Of all the images meant to stir patriotic feeling this month, a film of green scum on a famous pool is not one of them. But the algae that bloomed across the Lincoln Memorial Reflecting Pool this summer is worth a second look.

Not quite a plant

Algae are a sprawling group of organisms that, like plants, make their food through photosynthesis — using sunlight, water and carbon dioxide, and giving off oxygen in the process. That last part matters more than their reputation suggests. Scientists commonly estimate that algae and other ocean phytoplankton produce roughly half of the oxygen generated on Earth each year, as explained by researchers writing in The Conversation. The green stuff clouding a monument is a cousin of the organisms quietly keeping the planet breathable.

The alga most associated with the Reflecting Pool bloom is a common, harmless freshwater type — tiny cells that tint the water green with chlorophyll and feed the small creatures at the base of the food web. It is, in other words, not a contaminant so much as an overgrowth.

The recipe for a bloom

Blooms happen when three ordinary ingredients line up: nutrients, warmth and light. Excess nitrogen and phosphorus — from fertilizer, stormwater and runoff — act as fertilizer for algae. Add warm, still, shallow water and long summer sun, and a population can explode.

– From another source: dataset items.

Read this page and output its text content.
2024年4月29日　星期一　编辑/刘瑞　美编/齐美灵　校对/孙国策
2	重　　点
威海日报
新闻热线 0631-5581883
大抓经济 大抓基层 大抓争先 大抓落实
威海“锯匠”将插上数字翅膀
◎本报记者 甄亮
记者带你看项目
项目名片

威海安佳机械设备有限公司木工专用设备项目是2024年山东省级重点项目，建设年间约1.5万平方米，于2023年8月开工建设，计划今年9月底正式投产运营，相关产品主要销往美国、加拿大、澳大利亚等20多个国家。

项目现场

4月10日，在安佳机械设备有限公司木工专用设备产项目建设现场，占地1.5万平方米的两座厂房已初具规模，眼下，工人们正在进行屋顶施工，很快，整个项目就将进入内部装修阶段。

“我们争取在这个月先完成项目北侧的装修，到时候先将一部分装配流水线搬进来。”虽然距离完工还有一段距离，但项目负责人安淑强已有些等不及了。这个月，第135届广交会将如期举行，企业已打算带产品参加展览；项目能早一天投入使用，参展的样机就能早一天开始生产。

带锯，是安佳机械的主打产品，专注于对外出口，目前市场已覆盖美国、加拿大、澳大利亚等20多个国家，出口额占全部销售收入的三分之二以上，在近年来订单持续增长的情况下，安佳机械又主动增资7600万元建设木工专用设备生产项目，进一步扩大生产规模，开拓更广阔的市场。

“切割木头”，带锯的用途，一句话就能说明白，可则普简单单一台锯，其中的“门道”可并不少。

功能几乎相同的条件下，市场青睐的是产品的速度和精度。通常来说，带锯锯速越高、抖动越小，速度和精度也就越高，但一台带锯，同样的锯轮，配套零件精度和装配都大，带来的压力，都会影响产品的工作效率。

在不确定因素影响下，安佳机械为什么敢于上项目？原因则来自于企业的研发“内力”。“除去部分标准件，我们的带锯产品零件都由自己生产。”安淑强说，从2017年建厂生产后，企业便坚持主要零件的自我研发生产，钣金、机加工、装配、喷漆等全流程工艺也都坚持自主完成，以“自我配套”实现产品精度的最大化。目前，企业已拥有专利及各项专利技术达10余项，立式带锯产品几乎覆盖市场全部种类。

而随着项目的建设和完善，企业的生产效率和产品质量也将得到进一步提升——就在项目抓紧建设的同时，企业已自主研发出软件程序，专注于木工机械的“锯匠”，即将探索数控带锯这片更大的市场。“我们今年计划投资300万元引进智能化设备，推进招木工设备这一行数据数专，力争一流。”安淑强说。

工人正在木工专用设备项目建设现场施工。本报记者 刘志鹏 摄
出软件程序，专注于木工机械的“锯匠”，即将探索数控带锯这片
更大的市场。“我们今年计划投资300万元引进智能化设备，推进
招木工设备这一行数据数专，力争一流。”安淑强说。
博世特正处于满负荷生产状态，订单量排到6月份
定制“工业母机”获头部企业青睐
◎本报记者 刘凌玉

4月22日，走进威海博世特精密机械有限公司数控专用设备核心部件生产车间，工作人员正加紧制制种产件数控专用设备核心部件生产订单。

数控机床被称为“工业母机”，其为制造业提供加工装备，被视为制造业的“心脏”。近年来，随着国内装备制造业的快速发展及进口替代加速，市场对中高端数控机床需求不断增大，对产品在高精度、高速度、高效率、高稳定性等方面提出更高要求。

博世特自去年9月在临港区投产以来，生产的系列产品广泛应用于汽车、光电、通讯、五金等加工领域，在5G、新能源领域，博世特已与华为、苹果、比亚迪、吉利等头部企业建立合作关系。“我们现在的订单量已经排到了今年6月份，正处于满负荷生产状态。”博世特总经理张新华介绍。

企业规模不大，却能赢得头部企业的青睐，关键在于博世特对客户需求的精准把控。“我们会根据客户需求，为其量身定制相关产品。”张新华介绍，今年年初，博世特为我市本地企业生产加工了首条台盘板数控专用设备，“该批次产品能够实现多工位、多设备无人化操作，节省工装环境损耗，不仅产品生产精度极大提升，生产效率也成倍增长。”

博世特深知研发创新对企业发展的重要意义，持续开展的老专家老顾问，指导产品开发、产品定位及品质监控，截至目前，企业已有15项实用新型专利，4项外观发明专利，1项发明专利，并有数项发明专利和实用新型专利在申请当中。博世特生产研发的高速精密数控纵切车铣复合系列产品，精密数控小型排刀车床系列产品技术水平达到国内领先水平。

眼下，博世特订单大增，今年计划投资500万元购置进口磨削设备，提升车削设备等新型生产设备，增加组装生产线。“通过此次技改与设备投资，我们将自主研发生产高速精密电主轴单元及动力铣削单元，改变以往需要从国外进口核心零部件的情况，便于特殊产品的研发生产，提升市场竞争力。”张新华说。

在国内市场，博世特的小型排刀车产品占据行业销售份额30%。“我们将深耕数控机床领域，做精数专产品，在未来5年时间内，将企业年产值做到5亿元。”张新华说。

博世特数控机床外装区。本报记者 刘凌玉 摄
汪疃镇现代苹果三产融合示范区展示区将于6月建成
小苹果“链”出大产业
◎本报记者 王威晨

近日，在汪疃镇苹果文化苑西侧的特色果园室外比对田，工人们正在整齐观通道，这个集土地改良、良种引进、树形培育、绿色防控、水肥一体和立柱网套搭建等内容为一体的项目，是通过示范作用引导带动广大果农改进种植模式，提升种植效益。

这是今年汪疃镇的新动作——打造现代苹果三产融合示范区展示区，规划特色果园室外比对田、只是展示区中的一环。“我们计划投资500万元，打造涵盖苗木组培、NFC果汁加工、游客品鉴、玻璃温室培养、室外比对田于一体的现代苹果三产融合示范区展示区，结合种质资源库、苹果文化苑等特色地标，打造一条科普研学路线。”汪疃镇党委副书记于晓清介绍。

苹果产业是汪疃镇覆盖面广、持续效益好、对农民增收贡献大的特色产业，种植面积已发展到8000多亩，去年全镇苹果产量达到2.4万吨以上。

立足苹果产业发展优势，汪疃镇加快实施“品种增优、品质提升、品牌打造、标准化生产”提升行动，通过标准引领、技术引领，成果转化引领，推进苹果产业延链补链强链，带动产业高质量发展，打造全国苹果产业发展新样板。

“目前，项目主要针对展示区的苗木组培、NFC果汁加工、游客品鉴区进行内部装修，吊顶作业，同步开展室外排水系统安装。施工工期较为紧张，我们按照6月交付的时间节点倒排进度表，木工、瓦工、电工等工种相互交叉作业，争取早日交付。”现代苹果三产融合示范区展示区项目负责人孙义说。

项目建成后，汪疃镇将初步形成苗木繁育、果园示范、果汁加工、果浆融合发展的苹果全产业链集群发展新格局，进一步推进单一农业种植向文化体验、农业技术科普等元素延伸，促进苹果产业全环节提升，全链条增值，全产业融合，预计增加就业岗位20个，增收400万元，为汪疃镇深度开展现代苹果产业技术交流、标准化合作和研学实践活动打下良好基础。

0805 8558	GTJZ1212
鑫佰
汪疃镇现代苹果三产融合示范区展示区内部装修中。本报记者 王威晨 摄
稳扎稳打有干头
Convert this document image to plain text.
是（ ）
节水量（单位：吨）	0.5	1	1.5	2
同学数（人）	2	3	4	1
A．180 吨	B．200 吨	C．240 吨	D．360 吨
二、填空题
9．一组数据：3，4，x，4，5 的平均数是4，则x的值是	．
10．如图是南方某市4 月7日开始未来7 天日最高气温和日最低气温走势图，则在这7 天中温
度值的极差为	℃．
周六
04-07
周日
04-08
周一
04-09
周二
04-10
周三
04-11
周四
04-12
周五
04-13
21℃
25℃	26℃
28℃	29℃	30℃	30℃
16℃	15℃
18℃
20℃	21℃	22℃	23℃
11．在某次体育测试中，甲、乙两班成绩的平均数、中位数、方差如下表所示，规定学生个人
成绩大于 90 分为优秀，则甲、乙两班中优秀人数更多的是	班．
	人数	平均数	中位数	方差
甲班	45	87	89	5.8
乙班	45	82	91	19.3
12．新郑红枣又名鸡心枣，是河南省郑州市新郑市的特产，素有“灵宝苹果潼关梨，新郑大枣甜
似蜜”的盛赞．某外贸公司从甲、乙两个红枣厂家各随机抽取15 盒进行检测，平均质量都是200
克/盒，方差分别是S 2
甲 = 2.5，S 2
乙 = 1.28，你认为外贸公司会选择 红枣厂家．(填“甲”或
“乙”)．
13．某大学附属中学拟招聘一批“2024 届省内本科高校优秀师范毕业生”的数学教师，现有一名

A shallow, sun-baked ornamental pool in a Washington July is close to a perfect incubator.

Not all blooms are benign. The U.S. Environmental Protection Agency warns that some "blooms" are actually cyanobacteria — often called blue-green algae — which can produce toxins dangerous to people and pets. Telling a harmless green bloom from a harmful one is a job for testing, not eyeballing, which is why officials warn against swimming in or drinking scummy water.

A warning worth reading

The uncomfortable part is that these events are becoming more common. Warmer water favors blooms, and the EPA notes that climate change is expected to make freshwater harmful algal blooms more frequent and severe. A green Reflecting Pool is mostly a maintenance headache; the same conditions in a drinking-water reservoir or a lake full of swimmers are a public-health problem.

So the bloom at the foot of the Lincoln Memorial is a small, apt lesson for the Fourth. The nation's waters are living systems, not decorative backdrops — capable of producing life and oxygen at astonishing scale, and quick to tip out of balance when we overfeed and overheat them. The scum is not the enemy. It is the messenger.